Writer Jon Wilson switches gears with ‘Graceland’ • St Pete Catalyst

His 37 years as a dedicated and highly respected newspaper reporter gave little clue as to the breadth of Jon Wilson’s literary gifts. Neither did his informative books about the African American history of St. Petersburg or, for that matter, the novel he wrote about a 19th century stagecoach’s mad run between Brooksville and Tampa.

Nothing Jon Wilson ever wrote suggested that Helpless at the Gates of Graceland might one day materialize. Not even Jon Wison saw it coming.

The book, a slim collection of short stories and poetry, is published next week by St. Petersburg Press.

These are not Stephen King short stories, or O. Henry. Wilson’s creative narratives are impressionistic, mostly non-linear and sometimes even dreamlike in the telling.

“Even though I’ve written mostly non-fiction over the years, I’ve always had some stories kicking around in my head,” Wilson, 80, explains. “Or more like bits of stories, really. I finally decided I’d try to have some fun, create some fiction, and kind of enlarge some of these vague ideas that I had.”
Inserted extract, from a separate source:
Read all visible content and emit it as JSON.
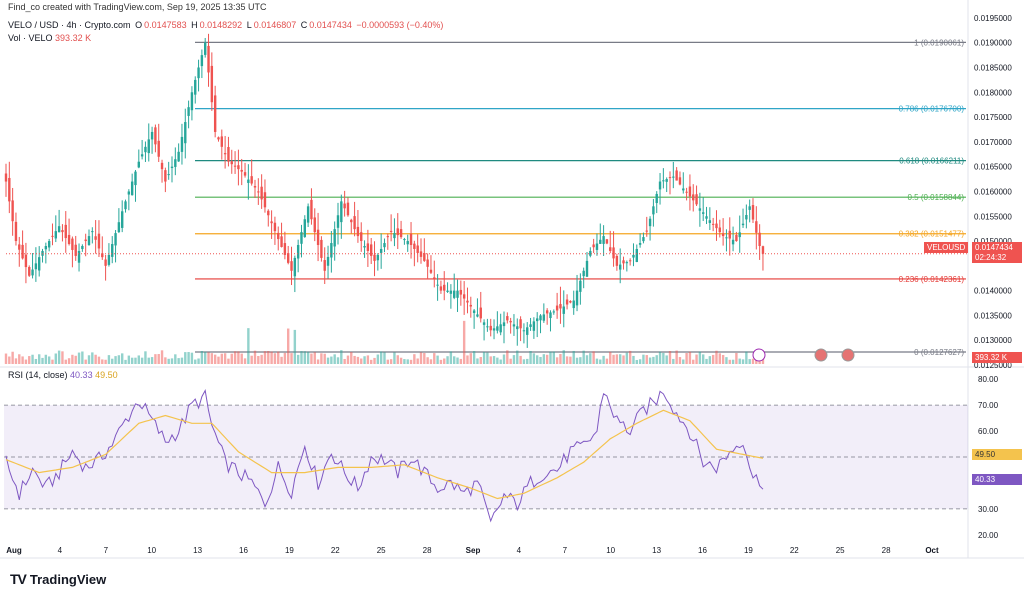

Some ideas were on random slips of paper tucked away, or a word or phrase jotted down in a file inside a nameless computer folder.

In one Helpless story, the narrator meets a vexing and unusual young woman with the unlikely name of China Clarence. This came from a random computer file. “I think ‘China Clarence’ was almost all I had as a starting point,” Wilson explains. “It was just ‘China Clarence time travels,’ something like that.”

The ideas, he says, literally introduced themselves to him. “I found a music box one day at Brocante Vintage, and it played a hymn. Inscribed on the lid inside was the name Jenny. For some reason, that just made me think of a story … the music box seemed a little mysterious to me. What was its history? So I just took off with a story.

“Who knows where these things come from?”

Jesus Up the Creek, Playing Baseball with Jackie Robinson and The Lady and the Lion all take place in St. Petersburg (although the latter, full of snappy ’40 detective patter, announces its setting as “St. Petersnoir.” At 22 pages, it’s the longest single entry in the book).

The Day We Found the Hummingbird follows three kids on an adventure in the wilds of Western Nebraska.

That’s where Jon Wilson grew up, near a town called Scottsbluff. “Until I was 9 or 10, I lived on a farm,” he reflects. “And there was no one my age around to play with. So I would make up my own stories. I’d play baseball by myself, if you can imagine that. Or make-believe Army games, where you break through the bushes and imagine you’re fighting in a war.

“If I didn’t have anything to do, I could always go into my mind and create a story. Give myself something to do. It’s funny, I kept that up even when we moved into a town and there were kids my age available to play with. I think I always had that little spot in my mind where I could go and amuse myself.”

His family arrived in St. Petersburg in 1956. A graduate of Dixie Hollins High School, Wilson joined the Army in 1966 and was on active duty for four years. Upon his return he studied English at the University of South Florida, earning master’s degrees in journalism studies and liberal arts.

Wilson wrote for St. Pete’s Evening Independent and its sister paper, the St. Petersburg Times, for nearly 40 years. He was a Florida Humanities communications consultant for another decade.

His “Cracker Western” novel, Bridger’s Run, was published in the 1990s (“It was more of an experiment than anything else”). His non-fiction books include The Golden Era in St. Petersburg: Postwar Prosperity in The Sunshine City, St. Petersburg’s Historic African American Neighborhoods and St. Petersburg’s Historic 22nd Street South (with Rosalie Peck) and Days of Fear: A Lynching in St. Petersburg (with Jane McNeil).

Wilson was a key member of the team that established St. Petersburg’s African American Heritage Trail in 2012.

After all that serious, important business, Wilson says, Helpless at the Gates of Graceland was “a lot of fun for me to do. It showed that I could create some fiction and some poetry – although the professionals might call it something else!

“The big reward, to me, was getting all that stuff together, little bits and pieces of ideas, and expanding on them.

“I consider it to be an accomplishment of sorts, not a big deal, but people who have read it tell me they liked it. And that’s rewarding.”

Helpless at the Gates of Graceland will be available at Tombolo Books, through Amazon and directly from St. Petersburg Press.